Podría parecer, según lo que acabo de citar, que Lynch habla siempre de negro, con sombrero y corbata de lazo. Y sí, habla como si siempre estuviera de etiqueta (es poeta y sus frases muchas veces son versos, muchas son epigramas, aforismos), pero en medio de tanta pompa destella un humor que es para quitarse el sombrero (y la imagen no quiere ser un lugar común: ¿qué hacía la gente que usaba sombrero cuando pasaba un cortejo fúnebre?): “Me alegra que no sea por experiencia personal poder decir que nada desinfla tanto un buen funeral como que el ataúd se desfonde” (p. 236); “Los féretros son los delgados, octagonales, casi siempre de madera, y corresponden muy bien a la forma humana antes del advenimiento de la era de la comida chatarra” (p. 237), “Cuando mi esposa se fue de la casa hace algunos años, mis hijos se quedaron conmigo, igual que la ropa sucia” (p. 35); “Si las mujeres a los veinte cambian favores por poemas y se entusiasman con el trabajo fácil de las musas, a los treinta se vuelven recelosas y a los cuarenta lo consideran una invasión a su privacidad y políticamente incorrecto” (p. 92); “Me senté en el muelle que daba hacia la playa. Vi pasar cuerpos firmes trotando en colores primarios o caminando con sus perros de diseño bajo la luz de la mañana” ( p. 132).

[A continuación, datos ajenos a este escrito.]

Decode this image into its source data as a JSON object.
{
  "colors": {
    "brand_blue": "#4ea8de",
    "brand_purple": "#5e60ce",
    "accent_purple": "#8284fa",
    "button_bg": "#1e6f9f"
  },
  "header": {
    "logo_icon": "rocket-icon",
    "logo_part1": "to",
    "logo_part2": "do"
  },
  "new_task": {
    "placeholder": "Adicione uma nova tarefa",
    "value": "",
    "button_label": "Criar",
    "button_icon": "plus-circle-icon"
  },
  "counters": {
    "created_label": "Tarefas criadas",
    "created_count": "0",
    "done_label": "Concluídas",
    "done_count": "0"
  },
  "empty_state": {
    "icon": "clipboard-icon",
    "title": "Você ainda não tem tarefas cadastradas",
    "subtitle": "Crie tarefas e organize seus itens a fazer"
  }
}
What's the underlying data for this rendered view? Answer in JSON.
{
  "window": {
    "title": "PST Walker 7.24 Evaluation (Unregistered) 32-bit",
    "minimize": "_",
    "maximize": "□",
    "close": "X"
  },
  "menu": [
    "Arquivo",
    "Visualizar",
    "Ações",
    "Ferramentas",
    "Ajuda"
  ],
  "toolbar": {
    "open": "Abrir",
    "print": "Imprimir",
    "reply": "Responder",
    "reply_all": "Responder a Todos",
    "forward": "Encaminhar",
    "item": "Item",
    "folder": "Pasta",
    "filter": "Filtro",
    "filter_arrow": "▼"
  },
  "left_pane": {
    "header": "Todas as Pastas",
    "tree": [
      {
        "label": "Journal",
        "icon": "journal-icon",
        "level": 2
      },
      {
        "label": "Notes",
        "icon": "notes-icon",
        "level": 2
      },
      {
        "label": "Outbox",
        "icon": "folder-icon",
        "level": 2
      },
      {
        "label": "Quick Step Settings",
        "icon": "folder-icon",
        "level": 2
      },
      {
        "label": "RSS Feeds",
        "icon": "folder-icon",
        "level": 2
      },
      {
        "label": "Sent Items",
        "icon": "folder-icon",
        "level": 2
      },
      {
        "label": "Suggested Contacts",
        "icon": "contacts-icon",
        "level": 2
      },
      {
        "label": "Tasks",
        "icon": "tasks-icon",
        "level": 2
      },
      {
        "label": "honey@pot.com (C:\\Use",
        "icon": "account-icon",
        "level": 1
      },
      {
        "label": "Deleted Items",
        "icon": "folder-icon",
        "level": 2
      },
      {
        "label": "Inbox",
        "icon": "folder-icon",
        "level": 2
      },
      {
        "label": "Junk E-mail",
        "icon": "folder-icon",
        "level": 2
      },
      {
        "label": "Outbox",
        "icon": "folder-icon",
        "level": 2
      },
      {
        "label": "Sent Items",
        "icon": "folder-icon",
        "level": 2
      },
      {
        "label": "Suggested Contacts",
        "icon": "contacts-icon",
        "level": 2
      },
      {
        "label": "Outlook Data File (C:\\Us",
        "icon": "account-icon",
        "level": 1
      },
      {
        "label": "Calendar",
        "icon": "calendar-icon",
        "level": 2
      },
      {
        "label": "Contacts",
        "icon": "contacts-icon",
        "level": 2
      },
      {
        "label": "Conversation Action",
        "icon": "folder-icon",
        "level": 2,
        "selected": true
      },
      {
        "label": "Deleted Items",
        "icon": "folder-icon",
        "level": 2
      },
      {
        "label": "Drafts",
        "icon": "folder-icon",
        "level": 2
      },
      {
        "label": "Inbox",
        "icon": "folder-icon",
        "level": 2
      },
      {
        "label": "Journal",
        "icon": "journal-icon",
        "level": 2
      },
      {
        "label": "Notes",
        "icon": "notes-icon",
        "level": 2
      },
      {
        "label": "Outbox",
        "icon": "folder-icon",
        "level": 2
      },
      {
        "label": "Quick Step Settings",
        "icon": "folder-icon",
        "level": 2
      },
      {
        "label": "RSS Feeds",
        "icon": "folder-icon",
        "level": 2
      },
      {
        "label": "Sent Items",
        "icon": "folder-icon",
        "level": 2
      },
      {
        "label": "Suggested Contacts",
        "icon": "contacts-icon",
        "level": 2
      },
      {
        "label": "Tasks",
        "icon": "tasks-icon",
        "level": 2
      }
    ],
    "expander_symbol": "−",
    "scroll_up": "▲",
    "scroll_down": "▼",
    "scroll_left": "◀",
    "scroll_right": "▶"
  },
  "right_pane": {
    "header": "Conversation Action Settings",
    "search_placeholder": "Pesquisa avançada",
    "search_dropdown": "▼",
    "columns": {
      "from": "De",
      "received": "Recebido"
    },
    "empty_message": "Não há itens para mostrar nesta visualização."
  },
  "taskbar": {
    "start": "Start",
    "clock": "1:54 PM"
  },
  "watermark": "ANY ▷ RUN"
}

Frases tan sabias, tan bien escritas, que dibujan tan claramente una imagen, o recuperan una anécdota y la combinan con una reflexión exacta sobre los más profundos asuntos de la existencia… releo este párrafo y tiendo a pensar que estoy describiendo un libro sacro, fundacional, como la Biblia o los otros que cité al comienzo. ¿Estaré exagerando? No sé, pero si de mí dependiera yo le daría el Nobel a Thomas Lynch, así de sencillo. Y para terminar ahora sí antes de que siga dejándome llevar por el entusiasmo, debo disculparme: es que hace un buen par de años no lloraba al leer un libro. Miren por dónde, justo desde la primera vez que leí El enterrador.



Thomas Lynch 
El enterrador 
Bogotá, Alfaguara, 2004, 258 páginas.